A consciência coletiva, a pena e a hipocrisia

"Ainda que exista uma grande hipocrisia a respeito da violência, todas as pessoas estão fascinadas por ela. Afinal, o homem é o assassino mais cruel que jamais pisou o planeta".Stanley Kubrick

    Ao discorrer sobre a funcionalidade da sociedade, Durkheim concluí que esta é mantida pelas relações interpessoais denominadas como solidariedade. Dentro do pensamento de Durkheim há dois tipos de solidariedade: a mecânica, presente nas sociedades ditas “primitivas"; e a orgânica, presente nas sociedades modernas. No entanto, após uma análise sobre o que caracteriza a solidariedade mecânica, percebe-se uma extrema semelhança dela com a nossa sociedade dita "moderna". 
    A principal característica da solidariedade mecânica é a presença de uma consciência coletiva, ou seja, todos os indivíduos que integram a sociedade possuem uma inclinação para seguirem um mesmo padrão de ideias sobre fatos e assuntos que atingem de forma perceptível a todos. Sendo assim, a consciência coletiva com os seus padrões de opinião sobre atitudes específicas acabam se configurando como a essência do direito nas “sociedades primitivas". O crime é aquela atitude que ofende a consciência coletiva. Partindo dessa definição é possível afirmar que a solidariedade mecânica continua mais presente do que nunca atualmente. 
     A ideia do que é crime e do que fere a integridade da sociedade não varia muito de um indivíduo para outro. Possuímos uma consciência coletiva daquilo que "fere" a moral da sociedade e é assim que aplicamos a pena para tais "crimes", e é inegável que a condenação das massas interfere nas sentenças oficiais. No entanto, essa influência da consciência coletiva na aplicação da norma penal acaba por condenar de maneira maior aquilo que afronta de forma mais perceptível as nossas convicções, abandonando a análise do verdadeiro mal causado, e é neste fato que reside a hipocrisia do ser humano ao aplicar punições. 

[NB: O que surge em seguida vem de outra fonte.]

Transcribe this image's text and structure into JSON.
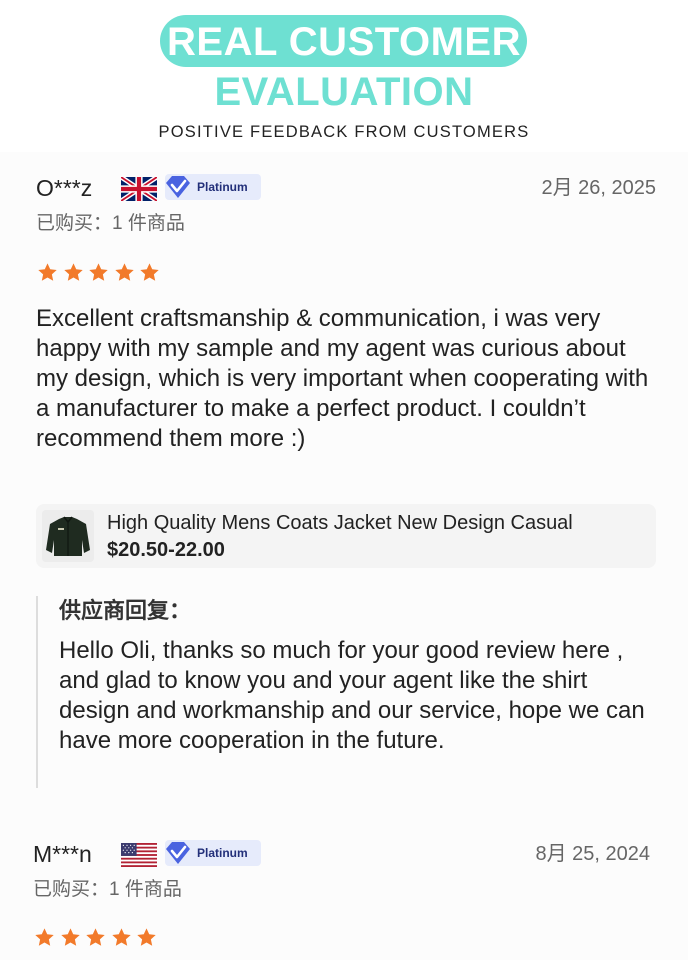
{
  "header": {
    "title_line1": "REAL CUSTOMER",
    "title_line2": "EVALUATION",
    "subtitle": "POSITIVE FEEDBACK FROM CUSTOMERS"
  },
  "colors": {
    "accent": "#6ee0d2",
    "star": "#f27a2a",
    "badge_bg": "#e6ebfb",
    "badge_icon": "#4a63e0"
  },
  "reviews": [
    {
      "user": "O***z",
      "flag_icon": "uk-flag-icon",
      "badge": "Platinum",
      "date": "2月 26, 2025",
      "bought": "已购买：1 件商品",
      "rating": 5,
      "text": "Excellent craftsmanship & communication, i was very happy with my sample and my agent was curious about my design, which is very important when cooperating with a manufacturer to make a perfect product. I couldn’t recommend them more :)",
      "product": {
        "title": "High Quality Mens Coats Jacket New Design Casual",
        "price": "$20.50-22.00",
        "thumb_icon": "jacket-thumbnail"
      },
      "reply": {
        "title": "供应商回复：",
        "text": "Hello Oli, thanks so much for your good review here , and glad to know you and your agent like the shirt design and workmanship and our service, hope we can have more cooperation in the future."
      }
    },
    {
      "user": "M***n",
      "flag_icon": "us-flag-icon",
      "badge": "Platinum",
      "date": "8月 25, 2024",
      "bought": "已购买：1 件商品",
      "rating": 5
    }
  ]
}
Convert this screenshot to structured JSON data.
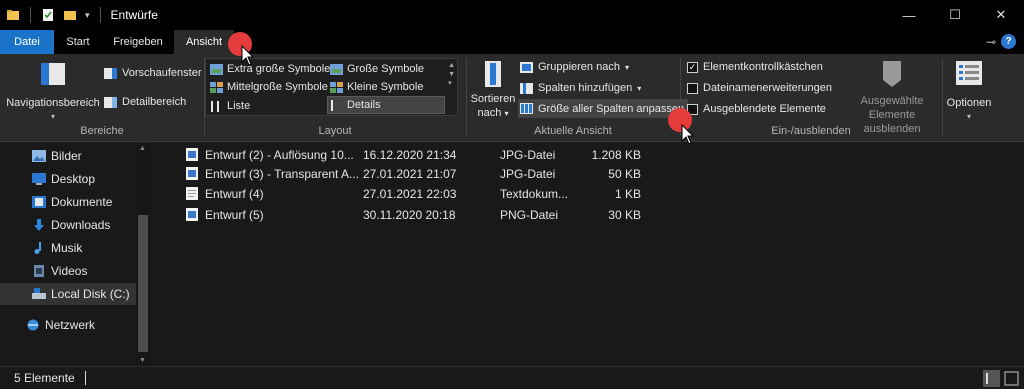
{
  "window": {
    "title": "Entwürfe",
    "controls": [
      "—",
      "☐",
      "✕"
    ]
  },
  "tabs": [
    {
      "label": "Datei"
    },
    {
      "label": "Start"
    },
    {
      "label": "Freigeben"
    },
    {
      "label": "Ansicht"
    }
  ],
  "ribbon": {
    "bereiche": {
      "label": "Bereiche",
      "navigationsbereich": "Navigationsbereich",
      "vorschaufenster": "Vorschaufenster",
      "detailbereich": "Detailbereich"
    },
    "layout": {
      "label": "Layout",
      "items": [
        "Extra große Symbole",
        "Große Symbole",
        "Mittelgroße Symbole",
        "Kleine Symbole",
        "Liste",
        "Details"
      ]
    },
    "aktuelle_ansicht": {
      "label": "Aktuelle Ansicht",
      "sortieren": "Sortieren",
      "nach": "nach",
      "gruppieren": "Gruppieren nach",
      "spalten": "Spalten hinzufügen",
      "groesse": "Größe aller Spalten anpassen"
    },
    "einausblenden": {
      "label": "Ein-/ausblenden",
      "checkboxes": [
        {
          "label": "Elementkontrollkästchen",
          "checked": true
        },
        {
          "label": "Dateinamenerweiterungen",
          "checked": false
        },
        {
          "label": "Ausgeblendete Elemente",
          "checked": false
        }
      ],
      "ausgewaehlte_1": "Ausgewählte",
      "ausgewaehlte_2": "Elemente ausblenden"
    },
    "optionen": "Optionen"
  },
  "sidebar": {
    "items": [
      {
        "label": "Bilder",
        "icon": "pictures-icon"
      },
      {
        "label": "Desktop",
        "icon": "desktop-icon"
      },
      {
        "label": "Dokumente",
        "icon": "documents-icon"
      },
      {
        "label": "Downloads",
        "icon": "downloads-icon"
      },
      {
        "label": "Musik",
        "icon": "music-icon"
      },
      {
        "label": "Videos",
        "icon": "videos-icon"
      },
      {
        "label": "Local Disk (C:)",
        "icon": "disk-icon"
      },
      {
        "label": "Netzwerk",
        "icon": "network-icon"
      }
    ]
  },
  "files": [
    {
      "name": "Entwurf (2) - Auflösung 10...",
      "date": "16.12.2020 21:34",
      "type": "JPG-Datei",
      "size": "1.208 KB",
      "icon": "image-file-icon"
    },
    {
      "name": "Entwurf (3) - Transparent A...",
      "date": "27.01.2021 21:07",
      "type": "JPG-Datei",
      "size": "50 KB",
      "icon": "image-file-icon"
    },
    {
      "name": "Entwurf (4)",
      "date": "27.01.2021 22:03",
      "type": "Textdokum...",
      "size": "1 KB",
      "icon": "text-file-icon"
    },
    {
      "name": "Entwurf (5)",
      "date": "30.11.2020 20:18",
      "type": "PNG-Datei",
      "size": "30 KB",
      "icon": "image-file-icon"
    }
  ],
  "status": {
    "count": "5 Elemente"
  },
  "colors": {
    "accent": "#1a73c9",
    "marker": "#e63b3b",
    "folder": "#f2c24f"
  }
}
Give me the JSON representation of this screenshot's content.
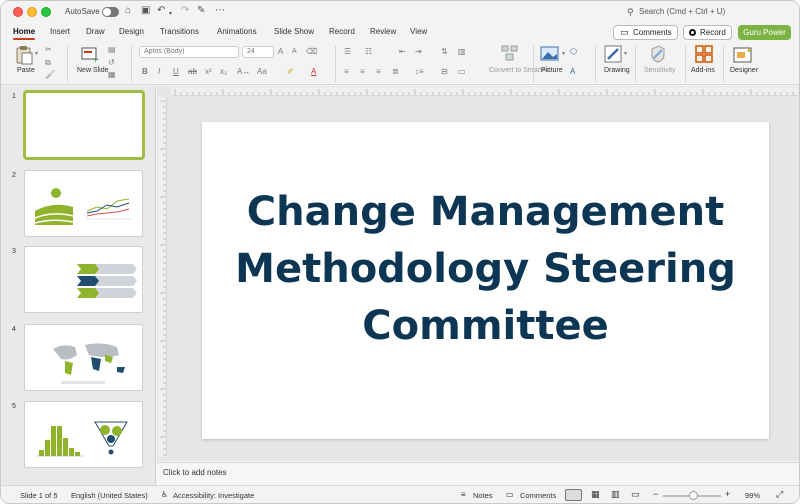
{
  "titlebar": {
    "autosave_label": "AutoSave",
    "autosave_on": false,
    "search_placeholder": "Search (Cmd + Ctrl + U)"
  },
  "tabs": [
    "Home",
    "Insert",
    "Draw",
    "Design",
    "Transitions",
    "Animations",
    "Slide Show",
    "Record",
    "Review",
    "View"
  ],
  "active_tab": "Home",
  "header_buttons": {
    "comments": "Comments",
    "record": "Record",
    "guru": "Guru Power"
  },
  "ribbon": {
    "paste": "Paste",
    "new_slide": "New Slide",
    "font_name": "Aptos (Body)",
    "font_size": "24",
    "convert_smartart": "Convert to SmartArt",
    "picture": "Picture",
    "drawing": "Drawing",
    "sensitivity": "Sensitivity",
    "addins": "Add-ins",
    "designer": "Designer"
  },
  "thumbnails": [
    {
      "num": "1",
      "selected": true
    },
    {
      "num": "2",
      "selected": false
    },
    {
      "num": "3",
      "selected": false
    },
    {
      "num": "4",
      "selected": false
    },
    {
      "num": "5",
      "selected": false
    }
  ],
  "slide": {
    "title_line1": "Change Management",
    "title_line2": "Methodology Steering",
    "title_line3": "Committee",
    "title_color": "#0c3653"
  },
  "notes_placeholder": "Click to add notes",
  "status": {
    "slide_info": "Slide 1 of 5",
    "language": "English (United States)",
    "accessibility": "Accessibility: Investigate",
    "notes": "Notes",
    "comments": "Comments",
    "zoom": "99%",
    "zoom_fraction": 0.5
  },
  "colors": {
    "accent_tab": "#c43e1c",
    "guru_button": "#7cb342",
    "thumbnail_selected": "#a2bd44",
    "chart_green": "#8fb32a",
    "chart_navy": "#1f4e6e"
  }
}
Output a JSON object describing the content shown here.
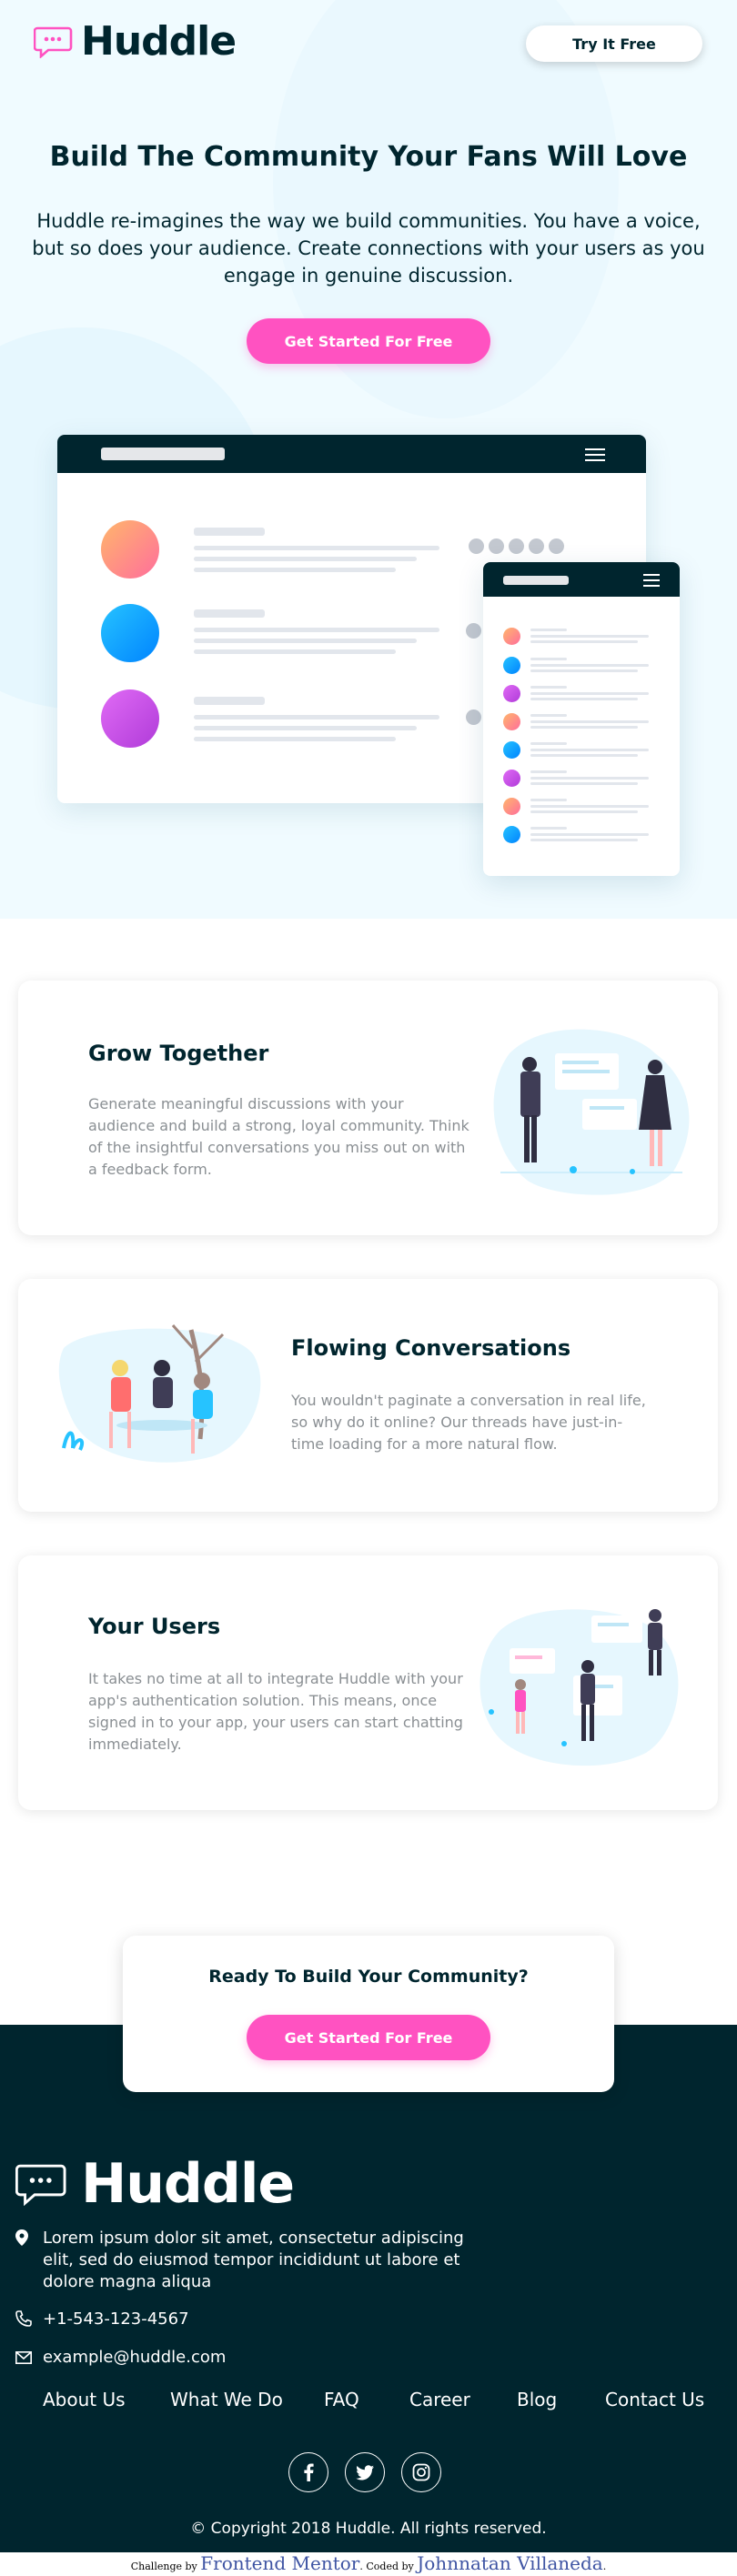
{
  "header": {
    "logo_text": "Huddle",
    "try_button": "Try It Free"
  },
  "hero": {
    "title": "Build The Community Your Fans Will Love",
    "description": "Huddle re-imagines the way we build communities. You have a voice, but so does your audience. Create connections with your users as you engage in genuine discussion.",
    "cta_label": "Get Started For Free"
  },
  "colors": {
    "dark": "#00252e",
    "pink": "#ff52c1",
    "hero_bg": "#f0fbff"
  },
  "features": [
    {
      "title": "Grow Together",
      "text": "Generate meaningful discussions with your audience and build a strong, loyal community. Think of the insightful conversations you miss out on with a feedback form."
    },
    {
      "title": "Flowing Conversations",
      "text": "You wouldn't paginate a conversation in real life, so why do it online? Our threads have just-in-time loading for a more natural flow."
    },
    {
      "title": "Your Users",
      "text": "It takes no time at all to integrate Huddle with your app's authentication solution. This means, once signed in to your app, your users can start chatting immediately."
    }
  ],
  "cta": {
    "title": "Ready To Build Your Community?",
    "button": "Get Started For Free"
  },
  "footer": {
    "logo_text": "Huddle",
    "address": "Lorem ipsum dolor sit amet, consectetur adipiscing elit, sed do eiusmod tempor incididunt ut labore et dolore magna aliqua",
    "phone": "+1-543-123-4567",
    "email": "example@huddle.com",
    "nav": [
      "About Us",
      "What We Do",
      "FAQ",
      "Career",
      "Blog",
      "Contact Us"
    ],
    "socials": [
      "facebook-icon",
      "twitter-icon",
      "instagram-icon"
    ],
    "copyright": "© Copyright 2018 Huddle. All rights reserved."
  },
  "attribution": {
    "challenge_prefix": "Challenge by",
    "challenge_link": "Frontend Mentor",
    "coded_prefix": "Coded by",
    "coded_link": "Johnnatan Villaneda"
  }
}
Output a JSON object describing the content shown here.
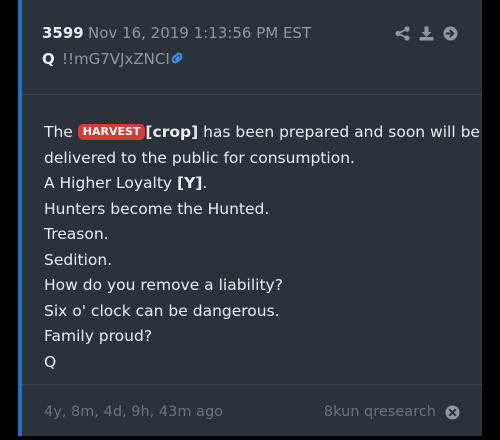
{
  "post": {
    "number": "3599",
    "date": "Nov 16, 2019 1:13:56 PM EST",
    "author": "Q",
    "tripcode": "!!mG7VJxZNCI",
    "icons": [
      "link-icon",
      "share-icon",
      "download-icon",
      "goto-icon",
      "dismiss-icon"
    ]
  },
  "body": {
    "line1_pre": "The",
    "harvest_badge": "HARVEST",
    "crop": "[crop]",
    "line1_post": "has been prepared and soon will be",
    "line2": "delivered to the public for consumption.",
    "line3_pre": "A Higher Loyalty",
    "line3_bold": "[Y]",
    "line3_post": ".",
    "line4": "Hunters become the Hunted.",
    "line5": "Treason.",
    "line6": "Sedition.",
    "line7": "How do you remove a liability?",
    "line8": "Six o' clock can be dangerous.",
    "line9": "Family proud?",
    "line10": "Q"
  },
  "footer": {
    "relative_time": "4y, 8m, 4d, 9h, 43m ago",
    "source": "8kun qresearch"
  },
  "colors": {
    "card_bg": "#2c323a",
    "accent": "#1e6fc6",
    "badge": "#d13d3d",
    "link": "#3a8fe8"
  }
}
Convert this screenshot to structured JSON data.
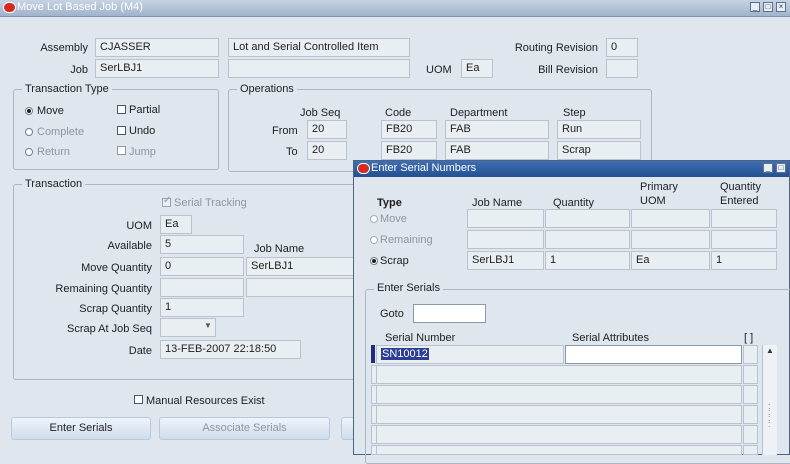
{
  "window": {
    "title": "Move Lot Based Job (M4)"
  },
  "header": {
    "assembly_label": "Assembly",
    "assembly_value": "CJASSER",
    "assembly_desc": "Lot and Serial Controlled Item",
    "job_label": "Job",
    "job_value": "SerLBJ1",
    "uom_label": "UOM",
    "uom_value": "Ea",
    "routing_revision_label": "Routing Revision",
    "routing_revision_value": "0",
    "bill_revision_label": "Bill Revision",
    "bill_revision_value": ""
  },
  "transaction_type": {
    "title": "Transaction Type",
    "move": "Move",
    "complete": "Complete",
    "return": "Return",
    "partial": "Partial",
    "undo": "Undo",
    "jump": "Jump",
    "selected": "Move"
  },
  "operations": {
    "title": "Operations",
    "headers": {
      "job_seq": "Job Seq",
      "code": "Code",
      "department": "Department",
      "step": "Step"
    },
    "from_label": "From",
    "to_label": "To",
    "from": {
      "job_seq": "20",
      "code": "FB20",
      "department": "FAB",
      "step": "Run"
    },
    "to": {
      "job_seq": "20",
      "code": "FB20",
      "department": "FAB",
      "step": "Scrap"
    }
  },
  "transaction": {
    "title": "Transaction",
    "serial_tracking": "Serial Tracking",
    "uom_label": "UOM",
    "uom_value": "Ea",
    "available_label": "Available",
    "available_value": "5",
    "job_name_label": "Job Name",
    "move_qty_label": "Move Quantity",
    "move_qty_value": "0",
    "move_job_name": "SerLBJ1",
    "remaining_qty_label": "Remaining Quantity",
    "remaining_qty_value": "",
    "scrap_qty_label": "Scrap Quantity",
    "scrap_qty_value": "1",
    "scrap_at_label": "Scrap At Job Seq",
    "scrap_at_value": "",
    "date_label": "Date",
    "date_value": "13-FEB-2007 22:18:50"
  },
  "manual_resources": "Manual Resources Exist",
  "buttons": {
    "enter_serials": "Enter Serials",
    "associate_serials": "Associate Serials"
  },
  "modal": {
    "title": "Enter Serial Numbers",
    "type_label": "Type",
    "headers": {
      "job_name": "Job Name",
      "quantity": "Quantity",
      "primary_uom_1": "Primary",
      "primary_uom_2": "UOM",
      "qty_entered_1": "Quantity",
      "qty_entered_2": "Entered"
    },
    "rows": [
      {
        "type": "Move",
        "job_name": "",
        "quantity": "",
        "uom": "",
        "entered": ""
      },
      {
        "type": "Remaining",
        "job_name": "",
        "quantity": "",
        "uom": "",
        "entered": ""
      },
      {
        "type": "Scrap",
        "job_name": "SerLBJ1",
        "quantity": "1",
        "uom": "Ea",
        "entered": "1"
      }
    ],
    "enter_serials_title": "Enter Serials",
    "goto_label": "Goto",
    "goto_value": "",
    "serial_number_header": "Serial Number",
    "serial_attributes_header": "Serial Attributes",
    "bracket_header": "[ ]",
    "serials": [
      "SN10012",
      "",
      "",
      "",
      "",
      ""
    ]
  }
}
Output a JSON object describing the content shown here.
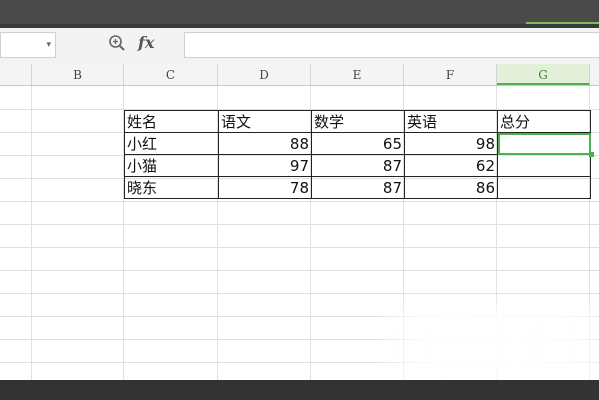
{
  "formula_bar": {
    "name_box_value": "",
    "dropdown_glyph": "▾",
    "zoom_icon": "zoom-icon",
    "fx_label": "fx",
    "formula_value": ""
  },
  "columns": [
    {
      "label": "B",
      "active": false
    },
    {
      "label": "C",
      "active": false
    },
    {
      "label": "D",
      "active": false
    },
    {
      "label": "E",
      "active": false
    },
    {
      "label": "F",
      "active": false
    },
    {
      "label": "G",
      "active": true
    }
  ],
  "table": {
    "headers": [
      "姓名",
      "语文",
      "数学",
      "英语",
      "总分"
    ],
    "rows": [
      {
        "name": "小红",
        "yuwen": "88",
        "shuxue": "65",
        "yingyu": "98",
        "zongfen": ""
      },
      {
        "name": "小猫",
        "yuwen": "97",
        "shuxue": "87",
        "yingyu": "62",
        "zongfen": ""
      },
      {
        "name": "晓东",
        "yuwen": "78",
        "shuxue": "87",
        "yingyu": "86",
        "zongfen": ""
      }
    ]
  },
  "colors": {
    "accent": "#4caf50",
    "header_bg": "#f4f4f4",
    "grid": "#e0e0e0"
  }
}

     Gostamos de vestir uma máscara de protetores da vida, e por isso o assassinato é um crime, porém, quando somos roubados ou algo do tipo, a nossa primeira reação é de, no mínimo, desejar a morte do sujeito que nos causou aquele mal. Alguns gostam de se dizer contra a pena de morte, mas quando o mal acontece com eles, os mesmos defensores da vida estão prontos para matar os "bandidos lazarentos" que roubaram o seu celular, por exemplo.
    No fim, essa consciência coletiva presente na sociedade atual alimenta ainda mais a hipocrisia presente em todos nós. Ainda sobre a solidariedade mecânica e sobre o seu sistema penal, Durkheim mostra que os delitos contra o Estado são repreendidos de forma mais enérgica, uma vez que quase sempre ele encarna crenças e práticas coletivas. Mas e os delitos cometidos pelo próprio Estado? Quem é que pune a instituição que é a expressão da consciência comum? No filme "Laranja Mecânica" (1971), Kubrick de maneira única nos faz pensar sobre os mecanismos de controle da sociedade e mostra o Estado que reprime a violência com mais violência. Alex, personagem principal, acaba sendo vítima do sistema que utiliza mecanismos que suprimem a sua liberdade e transformam o amante da violência em um sujeito indefeso. No entanto, o método do sistema para controlar todo o ímpeto violento de Alex não surte nenhum efeito permanente e seus traços violentos voltam, só que dessa vez ele possui a conivência do seu lado.  Relacionando Durkheim e o filme genial de Kubrick, percebemos que as penas nunca provocarão mudanças e não vão nos deixar mais seguros se continuarmos com a hipocrisia de querer usar a violência para condenar a violência. O indivíduo não irá deixar de cometer crimes se o próprio sistema em que ele está inserido também comete crimes em nome da ordem.